Lei non portava trucco,
il volto era già quello che avevo cercato ovunque.
Pantaloni semplici, un top leggero,
eppure sembrava una regina:
con l’eleganza di una gran dama
e lo charme di una farfalla,
dominava il suo mondo.
Io, guidato da una chiamata senza voce,
arrivai in un posto dove non c’erano insegne né locali,
solo delle case isolate
e lanterne accese nel cuore della notte.
La capanna respirava calore e canto.
Un microfono cadde tra le mie mani,
e con lui, anche tutte le mie maschere.
La mia voce ruppe il ghiaccio,
ma fu il suo sguardo a sciogliermi.
Ci fu un attimo, forse tanti,
in cui ci tenemmo per mano,
in cui cercavamo il contatto,
come se avessimo atteso quell’incastro da vite intere.

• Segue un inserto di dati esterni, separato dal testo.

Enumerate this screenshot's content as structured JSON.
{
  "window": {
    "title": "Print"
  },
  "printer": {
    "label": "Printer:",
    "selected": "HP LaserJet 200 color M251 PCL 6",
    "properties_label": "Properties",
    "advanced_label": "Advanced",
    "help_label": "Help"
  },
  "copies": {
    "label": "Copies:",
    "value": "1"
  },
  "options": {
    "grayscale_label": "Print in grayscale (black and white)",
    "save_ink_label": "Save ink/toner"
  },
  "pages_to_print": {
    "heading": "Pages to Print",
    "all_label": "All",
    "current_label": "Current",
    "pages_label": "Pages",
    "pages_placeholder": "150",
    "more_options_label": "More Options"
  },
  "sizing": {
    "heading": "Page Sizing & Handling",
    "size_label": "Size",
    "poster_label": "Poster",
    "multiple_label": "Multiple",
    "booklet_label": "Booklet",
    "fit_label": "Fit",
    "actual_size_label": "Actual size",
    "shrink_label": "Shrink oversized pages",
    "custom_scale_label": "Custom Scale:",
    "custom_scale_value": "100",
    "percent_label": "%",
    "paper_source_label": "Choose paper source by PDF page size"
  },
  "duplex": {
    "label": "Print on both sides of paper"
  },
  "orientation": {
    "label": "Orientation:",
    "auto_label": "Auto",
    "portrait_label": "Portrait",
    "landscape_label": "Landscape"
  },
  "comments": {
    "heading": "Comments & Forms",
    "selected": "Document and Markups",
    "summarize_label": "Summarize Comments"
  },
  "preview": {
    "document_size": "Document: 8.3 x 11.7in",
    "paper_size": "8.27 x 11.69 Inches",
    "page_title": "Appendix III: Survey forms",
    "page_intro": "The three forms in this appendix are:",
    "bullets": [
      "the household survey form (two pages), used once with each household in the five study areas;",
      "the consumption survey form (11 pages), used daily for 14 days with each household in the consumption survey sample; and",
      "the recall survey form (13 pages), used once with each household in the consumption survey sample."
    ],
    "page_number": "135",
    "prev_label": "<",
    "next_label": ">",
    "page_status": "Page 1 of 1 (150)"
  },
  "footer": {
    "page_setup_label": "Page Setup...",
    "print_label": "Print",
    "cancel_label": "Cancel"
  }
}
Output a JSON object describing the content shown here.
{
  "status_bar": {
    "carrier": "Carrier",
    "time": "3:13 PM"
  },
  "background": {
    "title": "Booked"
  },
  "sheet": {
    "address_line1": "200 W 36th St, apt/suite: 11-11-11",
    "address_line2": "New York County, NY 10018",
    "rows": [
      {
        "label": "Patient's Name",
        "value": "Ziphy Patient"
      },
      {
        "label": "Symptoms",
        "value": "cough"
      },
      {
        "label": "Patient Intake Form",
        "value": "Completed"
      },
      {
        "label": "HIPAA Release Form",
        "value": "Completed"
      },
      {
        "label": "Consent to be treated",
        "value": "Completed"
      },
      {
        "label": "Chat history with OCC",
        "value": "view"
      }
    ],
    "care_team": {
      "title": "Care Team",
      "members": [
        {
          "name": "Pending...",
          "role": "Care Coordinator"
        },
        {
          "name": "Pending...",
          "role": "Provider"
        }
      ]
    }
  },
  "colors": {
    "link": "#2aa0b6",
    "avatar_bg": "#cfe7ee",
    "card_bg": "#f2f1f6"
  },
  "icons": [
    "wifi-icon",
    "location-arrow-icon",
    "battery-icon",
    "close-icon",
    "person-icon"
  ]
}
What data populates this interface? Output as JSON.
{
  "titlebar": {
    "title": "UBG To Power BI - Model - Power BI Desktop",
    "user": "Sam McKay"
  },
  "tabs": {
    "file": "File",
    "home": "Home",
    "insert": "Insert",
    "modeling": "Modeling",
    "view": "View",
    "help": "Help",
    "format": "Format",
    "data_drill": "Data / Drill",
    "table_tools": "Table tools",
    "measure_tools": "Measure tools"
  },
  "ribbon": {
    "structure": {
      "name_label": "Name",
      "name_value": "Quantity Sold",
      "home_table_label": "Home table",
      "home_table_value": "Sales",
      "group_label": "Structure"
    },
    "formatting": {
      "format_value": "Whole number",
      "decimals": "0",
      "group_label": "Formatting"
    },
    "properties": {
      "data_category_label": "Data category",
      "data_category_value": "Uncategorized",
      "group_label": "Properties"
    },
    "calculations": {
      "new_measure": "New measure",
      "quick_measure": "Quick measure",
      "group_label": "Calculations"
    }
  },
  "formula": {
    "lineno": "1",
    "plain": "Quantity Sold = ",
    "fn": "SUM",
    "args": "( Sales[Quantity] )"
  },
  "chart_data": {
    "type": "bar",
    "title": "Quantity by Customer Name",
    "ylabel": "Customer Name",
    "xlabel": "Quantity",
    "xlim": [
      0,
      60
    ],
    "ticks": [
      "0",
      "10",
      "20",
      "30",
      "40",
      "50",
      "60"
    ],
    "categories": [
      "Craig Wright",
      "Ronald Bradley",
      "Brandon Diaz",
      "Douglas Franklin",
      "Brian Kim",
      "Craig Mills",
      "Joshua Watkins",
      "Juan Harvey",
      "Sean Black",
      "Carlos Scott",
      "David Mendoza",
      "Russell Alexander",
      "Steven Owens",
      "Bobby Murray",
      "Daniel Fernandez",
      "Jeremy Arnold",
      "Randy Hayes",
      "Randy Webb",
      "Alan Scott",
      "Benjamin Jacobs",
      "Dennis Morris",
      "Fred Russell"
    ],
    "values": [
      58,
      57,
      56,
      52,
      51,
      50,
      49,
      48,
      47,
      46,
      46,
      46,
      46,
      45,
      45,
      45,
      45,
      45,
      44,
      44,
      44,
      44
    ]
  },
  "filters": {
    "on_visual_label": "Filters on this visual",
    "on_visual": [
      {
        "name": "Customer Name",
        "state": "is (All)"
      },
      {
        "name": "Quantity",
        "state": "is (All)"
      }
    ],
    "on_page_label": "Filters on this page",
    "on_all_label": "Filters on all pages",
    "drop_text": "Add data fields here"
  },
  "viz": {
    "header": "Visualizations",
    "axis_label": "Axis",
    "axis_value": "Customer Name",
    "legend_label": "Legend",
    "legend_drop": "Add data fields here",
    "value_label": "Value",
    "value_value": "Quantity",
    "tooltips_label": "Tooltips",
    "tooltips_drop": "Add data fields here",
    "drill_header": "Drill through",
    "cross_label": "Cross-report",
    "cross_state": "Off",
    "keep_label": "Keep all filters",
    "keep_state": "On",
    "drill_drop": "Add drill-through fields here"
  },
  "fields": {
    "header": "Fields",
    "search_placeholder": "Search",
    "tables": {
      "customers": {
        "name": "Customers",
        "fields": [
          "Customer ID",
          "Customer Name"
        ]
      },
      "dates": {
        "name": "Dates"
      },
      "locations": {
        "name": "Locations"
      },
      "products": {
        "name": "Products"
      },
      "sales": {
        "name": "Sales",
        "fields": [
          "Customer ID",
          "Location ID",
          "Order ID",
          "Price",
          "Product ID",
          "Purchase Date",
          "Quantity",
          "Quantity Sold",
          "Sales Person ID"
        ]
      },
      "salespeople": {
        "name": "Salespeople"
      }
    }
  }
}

E fu durante una danza improvvisata
che lei appoggiò il capo sul mio petto e disse piano:
"Mi sento così bene, ora, qui."
Allora il mondo si dissolse.
Solo una canzone,
una danza lenta,
una carezza sulla schiena,
e un bacio che non era il primo, ma l'eterno.
Poi ci fu l’invito al giorno dopo,
un matrimonio che doveva essere d’altri,
e che invece fu il nostro primo consenso
a voler proseguire insieme il viaggio.
Nulla era normale.
Eppure tutto era giusto.
Il profumo della sua pelle era già casa.
E ogni cosa accaduta fino a quel giorno…
esisteva solo per portarci lì.
Quel bacio fu un sigillo.
Un atto di memoria cosmica.
Il tempo si piegò.
E l’Amore, drogato di noi, si dichiarò vivo.